I started a new school in September. Compared to my last school, it’s twice the size, is in a more challenging area and has an almost reversed picture of achievement over the last three years. In short: I’ve got my work cut out.
I was told yesterday that I had just passed the 50 days of new headship milestone. That sounded weird. In some ways I already feel such a connection with the school but at the same time, my time here has passed in the blink of an eye. My Deputies and I chuckled at their ‘favourite moments so far’ – which mainly consisted of me being a) lost, b) swearing, c) swearing whilst lost.
My new team are under no illusion about the challenges the school faces. We have a lot to do to turn this big old ‘supertanker’ (as one Head described the school to me) around. But, everyone seems up for it. It all started with the development plan. That was written at a pace that surprised even me – turns out it’s quite easy to write a development plan when the data is only showing one colour, and when the staff are committed to improvement. Despite being only 50 days in, the road to improvement has started in earnest. Although, when my Chair of Governors asked me how far the ‘supertanker’ had already turned I did have to make clear that all we had really done was get the map out on the table for everyone to see…but it’s a start!
In terms of scale, I can’t decide whether this is the biggest challenge I’ve faced as a leader. In terms of ‘bums on seats’, then yes, this school is the biggest. In terms of the scale standards need to improve, then yes, probably.
People who know me have commented that I seem more relaxed than I ever have in my entire career. I can’t deny that, for the first time in my adult life, I am sleeping really well. Odd, considering the scale of the challenge I am facing.
Why is this?
Some of this must be down to the ‘honeymoon’ period. I can sleep at night because none of it’s my fault! I don’t mean that I am regularly throwing my predecessor under the bus…that wouldn’t be classy, fair, or truthful. But it is so exhilarating to be the fresh pair of eyes. You can be open to the school’s issues in a way that becomes harder to do once you are entrenched in the systems yourself. I am relishing every opportunity to listen without prejudice and put in place lessons learned. In doing so I can feel other staff members ‘loosen up’ and not take criticism or complaints personally. (I only hope that they can do the same for me later on!)

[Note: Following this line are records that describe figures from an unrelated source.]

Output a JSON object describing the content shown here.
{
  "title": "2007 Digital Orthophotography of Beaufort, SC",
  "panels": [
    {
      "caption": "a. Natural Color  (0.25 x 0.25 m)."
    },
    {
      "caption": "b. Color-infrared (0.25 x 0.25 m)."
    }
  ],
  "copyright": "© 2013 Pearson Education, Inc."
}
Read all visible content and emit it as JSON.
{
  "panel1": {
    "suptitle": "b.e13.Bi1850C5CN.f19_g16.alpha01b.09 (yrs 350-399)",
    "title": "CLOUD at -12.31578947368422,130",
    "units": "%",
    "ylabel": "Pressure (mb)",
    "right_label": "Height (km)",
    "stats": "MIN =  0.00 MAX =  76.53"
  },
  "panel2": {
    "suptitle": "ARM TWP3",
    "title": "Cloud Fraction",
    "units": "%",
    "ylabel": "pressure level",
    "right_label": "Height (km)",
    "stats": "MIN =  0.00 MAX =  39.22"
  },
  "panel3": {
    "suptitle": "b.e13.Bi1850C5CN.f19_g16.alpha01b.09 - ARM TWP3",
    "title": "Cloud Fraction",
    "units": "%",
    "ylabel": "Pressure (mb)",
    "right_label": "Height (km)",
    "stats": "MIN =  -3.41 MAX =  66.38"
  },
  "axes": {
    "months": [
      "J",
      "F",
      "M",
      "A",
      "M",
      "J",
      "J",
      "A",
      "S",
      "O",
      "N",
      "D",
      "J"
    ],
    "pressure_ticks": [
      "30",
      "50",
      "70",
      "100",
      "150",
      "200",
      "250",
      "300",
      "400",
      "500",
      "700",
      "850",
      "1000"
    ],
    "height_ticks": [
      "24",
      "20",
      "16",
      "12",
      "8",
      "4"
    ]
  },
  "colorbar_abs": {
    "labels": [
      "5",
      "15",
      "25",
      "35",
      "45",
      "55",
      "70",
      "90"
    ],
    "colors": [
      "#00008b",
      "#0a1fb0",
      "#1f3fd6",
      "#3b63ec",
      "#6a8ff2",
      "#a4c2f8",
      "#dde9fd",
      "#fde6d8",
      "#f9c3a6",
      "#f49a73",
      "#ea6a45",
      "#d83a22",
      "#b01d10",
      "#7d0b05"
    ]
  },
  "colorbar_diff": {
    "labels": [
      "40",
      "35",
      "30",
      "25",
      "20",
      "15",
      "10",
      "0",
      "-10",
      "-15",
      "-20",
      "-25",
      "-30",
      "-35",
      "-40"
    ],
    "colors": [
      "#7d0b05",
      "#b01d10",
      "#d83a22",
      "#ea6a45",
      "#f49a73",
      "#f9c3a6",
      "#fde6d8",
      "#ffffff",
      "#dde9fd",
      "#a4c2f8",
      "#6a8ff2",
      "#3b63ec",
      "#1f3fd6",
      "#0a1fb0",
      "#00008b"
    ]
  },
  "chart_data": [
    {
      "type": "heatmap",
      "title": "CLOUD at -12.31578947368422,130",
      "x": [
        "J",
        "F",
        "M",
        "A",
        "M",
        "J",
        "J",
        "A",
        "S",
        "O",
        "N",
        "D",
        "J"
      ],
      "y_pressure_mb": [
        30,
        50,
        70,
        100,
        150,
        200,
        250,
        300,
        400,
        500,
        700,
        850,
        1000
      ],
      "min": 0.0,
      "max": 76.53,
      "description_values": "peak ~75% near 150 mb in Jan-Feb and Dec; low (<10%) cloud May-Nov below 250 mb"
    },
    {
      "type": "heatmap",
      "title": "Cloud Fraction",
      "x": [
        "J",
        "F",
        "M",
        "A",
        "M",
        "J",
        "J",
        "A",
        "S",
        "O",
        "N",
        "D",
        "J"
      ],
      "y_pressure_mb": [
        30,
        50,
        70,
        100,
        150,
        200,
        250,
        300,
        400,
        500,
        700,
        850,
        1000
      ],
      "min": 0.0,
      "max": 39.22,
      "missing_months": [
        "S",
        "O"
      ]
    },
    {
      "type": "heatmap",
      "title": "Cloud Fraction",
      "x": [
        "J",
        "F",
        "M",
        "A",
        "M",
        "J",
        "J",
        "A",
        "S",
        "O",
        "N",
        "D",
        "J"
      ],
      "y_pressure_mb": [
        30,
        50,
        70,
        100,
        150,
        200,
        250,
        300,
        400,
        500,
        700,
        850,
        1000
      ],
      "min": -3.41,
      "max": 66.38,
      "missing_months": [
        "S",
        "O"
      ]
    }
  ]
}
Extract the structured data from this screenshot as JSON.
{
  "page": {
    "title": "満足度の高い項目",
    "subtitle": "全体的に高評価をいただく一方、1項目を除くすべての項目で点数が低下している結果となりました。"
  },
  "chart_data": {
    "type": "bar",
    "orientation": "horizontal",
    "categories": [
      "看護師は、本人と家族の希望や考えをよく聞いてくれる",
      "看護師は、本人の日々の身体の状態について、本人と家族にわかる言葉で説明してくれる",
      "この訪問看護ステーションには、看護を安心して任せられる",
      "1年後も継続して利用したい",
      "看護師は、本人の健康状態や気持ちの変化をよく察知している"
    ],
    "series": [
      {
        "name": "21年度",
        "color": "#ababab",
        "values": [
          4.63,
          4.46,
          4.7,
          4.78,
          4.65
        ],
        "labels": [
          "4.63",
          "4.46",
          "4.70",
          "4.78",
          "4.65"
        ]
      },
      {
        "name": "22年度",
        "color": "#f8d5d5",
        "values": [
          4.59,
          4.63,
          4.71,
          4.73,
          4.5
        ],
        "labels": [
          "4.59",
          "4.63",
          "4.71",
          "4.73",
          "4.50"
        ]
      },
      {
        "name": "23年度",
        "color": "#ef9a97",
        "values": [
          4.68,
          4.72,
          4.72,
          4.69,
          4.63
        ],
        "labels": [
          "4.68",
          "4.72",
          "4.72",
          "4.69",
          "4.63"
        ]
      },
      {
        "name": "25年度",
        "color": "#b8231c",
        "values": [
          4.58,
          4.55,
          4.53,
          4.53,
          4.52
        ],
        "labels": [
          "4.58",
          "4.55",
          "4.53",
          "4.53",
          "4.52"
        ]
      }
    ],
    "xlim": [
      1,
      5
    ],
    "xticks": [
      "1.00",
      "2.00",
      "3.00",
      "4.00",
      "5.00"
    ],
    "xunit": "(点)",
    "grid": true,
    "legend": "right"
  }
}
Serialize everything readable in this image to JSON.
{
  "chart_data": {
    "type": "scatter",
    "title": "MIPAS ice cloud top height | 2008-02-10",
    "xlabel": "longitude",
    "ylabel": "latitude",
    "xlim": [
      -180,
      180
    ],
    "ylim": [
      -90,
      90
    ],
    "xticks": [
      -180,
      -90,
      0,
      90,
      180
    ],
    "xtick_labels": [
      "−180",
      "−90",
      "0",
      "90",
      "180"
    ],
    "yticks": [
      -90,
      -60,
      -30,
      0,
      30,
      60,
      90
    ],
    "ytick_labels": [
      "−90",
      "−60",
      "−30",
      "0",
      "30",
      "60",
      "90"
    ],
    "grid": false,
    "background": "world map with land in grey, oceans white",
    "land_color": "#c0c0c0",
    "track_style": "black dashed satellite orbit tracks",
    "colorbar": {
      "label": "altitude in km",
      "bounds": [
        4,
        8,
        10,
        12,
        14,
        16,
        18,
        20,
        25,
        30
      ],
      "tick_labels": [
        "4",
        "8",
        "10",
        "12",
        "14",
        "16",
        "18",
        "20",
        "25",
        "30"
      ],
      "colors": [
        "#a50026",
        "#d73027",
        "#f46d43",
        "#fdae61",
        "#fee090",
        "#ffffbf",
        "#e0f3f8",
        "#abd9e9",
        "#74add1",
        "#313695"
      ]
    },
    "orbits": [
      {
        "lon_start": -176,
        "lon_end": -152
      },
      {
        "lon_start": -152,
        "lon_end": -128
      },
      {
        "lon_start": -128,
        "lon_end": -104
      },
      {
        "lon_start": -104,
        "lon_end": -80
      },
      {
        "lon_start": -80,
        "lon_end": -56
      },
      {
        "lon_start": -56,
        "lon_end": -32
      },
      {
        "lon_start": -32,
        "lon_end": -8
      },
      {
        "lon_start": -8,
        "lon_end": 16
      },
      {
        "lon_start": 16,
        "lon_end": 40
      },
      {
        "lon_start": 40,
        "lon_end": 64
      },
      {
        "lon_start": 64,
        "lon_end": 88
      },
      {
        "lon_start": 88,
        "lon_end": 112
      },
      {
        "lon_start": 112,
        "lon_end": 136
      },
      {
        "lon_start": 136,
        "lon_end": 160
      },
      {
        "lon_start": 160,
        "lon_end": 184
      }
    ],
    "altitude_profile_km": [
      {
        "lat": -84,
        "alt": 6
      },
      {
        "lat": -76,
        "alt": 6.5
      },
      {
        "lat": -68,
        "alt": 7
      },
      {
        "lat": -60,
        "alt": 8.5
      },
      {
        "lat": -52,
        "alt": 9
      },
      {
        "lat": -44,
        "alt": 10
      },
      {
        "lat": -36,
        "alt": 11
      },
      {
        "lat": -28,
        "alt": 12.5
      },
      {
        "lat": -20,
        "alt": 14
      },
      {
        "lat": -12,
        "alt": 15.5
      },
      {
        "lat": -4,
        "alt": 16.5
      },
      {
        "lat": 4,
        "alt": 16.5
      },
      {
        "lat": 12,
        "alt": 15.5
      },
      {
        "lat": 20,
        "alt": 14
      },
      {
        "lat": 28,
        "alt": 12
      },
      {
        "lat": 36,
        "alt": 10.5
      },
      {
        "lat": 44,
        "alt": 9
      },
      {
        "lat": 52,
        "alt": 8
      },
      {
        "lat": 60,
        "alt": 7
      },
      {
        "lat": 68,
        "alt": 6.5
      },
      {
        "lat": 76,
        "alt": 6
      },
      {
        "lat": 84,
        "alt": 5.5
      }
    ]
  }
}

On reflection, some of my new-found peace and tranquillity is down to having left my previous school behind. There is so much I loved and still treasure about that place. But there were elements that were impacting on me in ways that I now see were causing me immense stress. I shan’t go into details, but it has been incredibly cathartic to experience a new setting where these elements operate differently. Again, I fully expect my new setting to present its own stresses later on down the line, but I feel more confident that I will be able to identify the warning signs and put in place measures to maintain organisational appropriateness as well as my own well-being.
Another reason why I am so cock-a-hoop at the moment is: why wouldn’t I be? It’s a new start, baby! This is the fun bit. This is the time you get to know the school and the people in it, you find its groove and you work out how best to help it evolve into something even stronger. What’s not to love? I focus on three things: equity, unity and responsibility. Get everyone (staff, pupils, governors and parents) approaching their work in school with those three ideas at the forefront of their mind and nothing seems impossible.
Plus, at the moment, it all seems to be going alright…woohoo!
The one catch, of course, is Ofsted. Technically, we’re due an inspection in January. And how sad that the one thing causing me anxiety is a 24 hour (although most likely 48 hour) visitation? The fact is, I don’t trust them. I don’t trust them – and by ‘them’ I mean each individual inspector – to make the right call. I worry that (and I am not a data denier) they could come in, be heavy handed with the stats, presume I don’t know or care, and ultimately, mess up my plan. You see, I know that improvement takes time. There’s loads I want to do at my new school but it’s not all in my SDP. It couldn’t be. If I put everything I wanted to improve inside the plan the school would suffocate. I believe you’ve got to take things one step at a time. Some of that means that not everything is going to be up to ‘my’ standard for quite a while. I am OK with that.
But will that be good enough for Ofsted?
The problem with that question is that there are multiple answers depending on the team you get. And that is nub of the Ofsted issue. I used to think that I would always want Ofsted to visit in the first year of any headship. They’d add weight to my convictions and support my journey to improvement. Now, I’m not so sure. I don’t feel I need them to come in and judge what I already know. I certainly don’t want them advising on what my development plan should be covering because they won’t know the school like I do. I definitely don’t want my school derailed by a wonky report.
Most of all though, I don’t want to lose any sleep because I’m afraid of what Ofsted dreams may come.